Typically, the idea is to save energy by only using the capacity that is required to maintain the colder temps or by grouping the higher temperature circuits together and running them at a higher pressure.
I'm sure you understand compression ratio: The ratio of absolute discharge to absolute suction (with absolute being gauge pressure + 14.7, if at sea level).
The higher the compression ratio, the less efficient the compressor is. This has to do with the amount of piston travel needed to re-expand the vapor that is trapped in the clearance between the top of the piston and the bottom of the valve plate.

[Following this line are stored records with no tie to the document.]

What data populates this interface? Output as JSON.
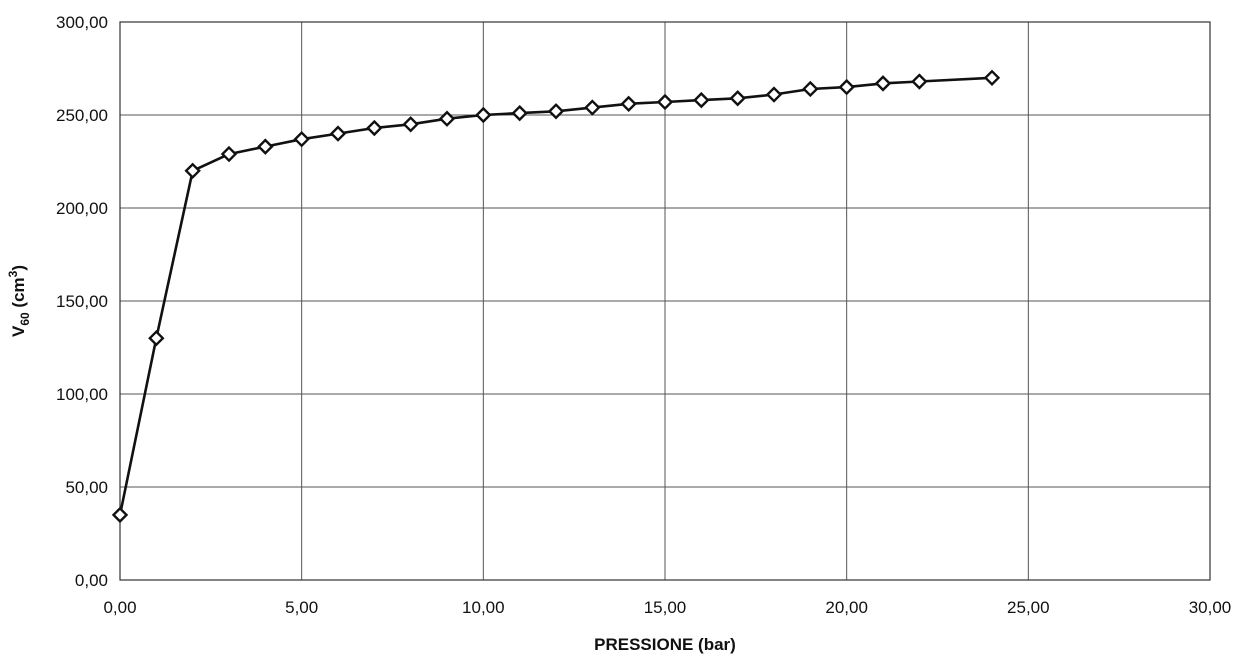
{
  "chart_data": {
    "type": "line",
    "title": "",
    "xlabel": "PRESSIONE (bar)",
    "ylabel_main": "V",
    "ylabel_subscript": "60",
    "ylabel_unit_open": " (cm",
    "ylabel_unit_superscript": "3",
    "ylabel_unit_close": ")",
    "xlim": [
      0,
      30
    ],
    "ylim": [
      0,
      300
    ],
    "xticks": [
      "0,00",
      "5,00",
      "10,00",
      "15,00",
      "20,00",
      "25,00",
      "30,00"
    ],
    "yticks": [
      "0,00",
      "50,00",
      "100,00",
      "150,00",
      "200,00",
      "250,00",
      "300,00"
    ],
    "grid": true,
    "legend": "none",
    "marker": "diamond",
    "colors": {
      "line": "#111111",
      "marker_fill": "#ffffff",
      "grid": "#555555"
    },
    "series": [
      {
        "x": [
          0,
          1,
          2,
          3,
          4,
          5,
          6,
          7,
          8,
          9,
          10,
          11,
          12,
          13,
          14,
          15,
          16,
          17,
          18,
          19,
          20,
          21,
          22,
          24
        ],
        "y": [
          35,
          130,
          220,
          229,
          233,
          237,
          240,
          243,
          245,
          248,
          250,
          251,
          252,
          254,
          256,
          257,
          258,
          259,
          261,
          264,
          265,
          267,
          268,
          270
        ]
      }
    ]
  }
}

So, if you can isolate the system operating at the lowest saturated suction temperature by piping it to its own compressor (the satellite compressor), the remainder of the compressors on the rack can operate at a higher saturated suction temperature, meaning more efficiently. No need to operate the entire rack at -25 SST to satisfy the 24' of ice cream cases. Use a satellite for this, and operate the rest of the rack at whatever the FF cases require...say -15 SST. This translates into less $$ on the power bill at the end of the month.
Here's an example:
A 3D compressor operating at -25 SST and 105 SCT has a capacity of 46,300 Btu. The same compressor operating at a -20 SST and 105 SCT has a condenser 50,500 Btu. That's a 10 increase in capacity, simply by operating at a higher SST.